The Canadian Department of National Defence was still checking Monday to see if military activities over Lake Ontario could have caused Hamilton’s mind-boggling boom. Stay tuned.
Neither Canadian Pacific nor Canadian National Railway were aware of any crashes or major incidents on the mainline railways or shunting yards in the city, officials told The Spectator.
We’re also “out of luck” for loud weather, said Environment Canada meteorologist Peter Kimbell, who searched all around Lake Ontario unsuccessfully for potential thunder or lightning culprits.

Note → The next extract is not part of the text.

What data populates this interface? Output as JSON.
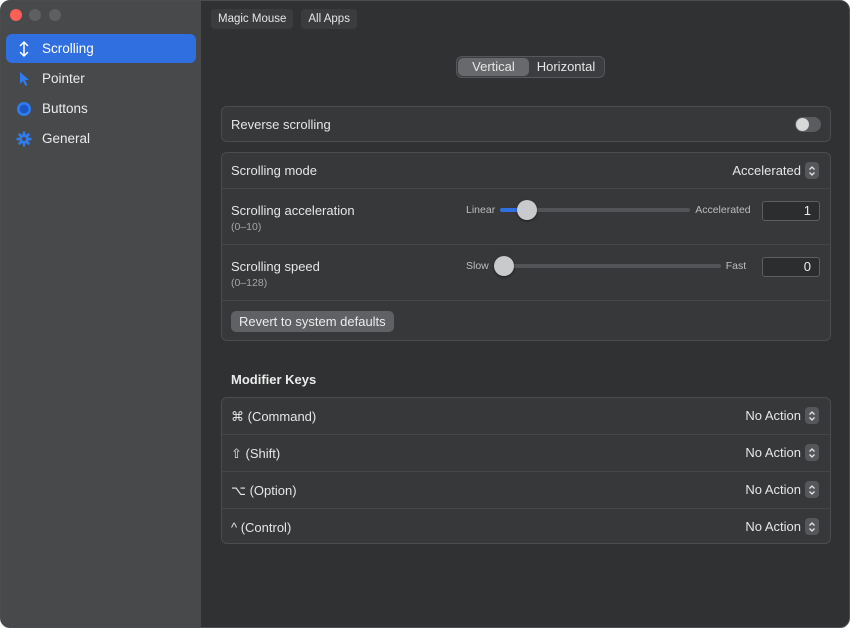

Earthquakes Canada showed no measurable seismic activity at nearby monitoring stations. Local seismographs can record even magnitude 1 tremors – which people typically do not feel – which suggests the boom did not originate underground.
(Interestingly, seismographs did record an “acoustic blip” during a similar wee hours mystery blast in 2005 that befuddled east end and beach strip residents. No one got to the bottom of that boom, either.)
In the meantime, residents have cheerfully filled the informational void with a range of educated-to-wild guesses, including asteroids, solar radiation storms, aliens and “God’s taco night.”
But until we hear otherwise, feel free to call Hamilton’s mystery blast a skyquake – the default label for unexplained booms out of the blue.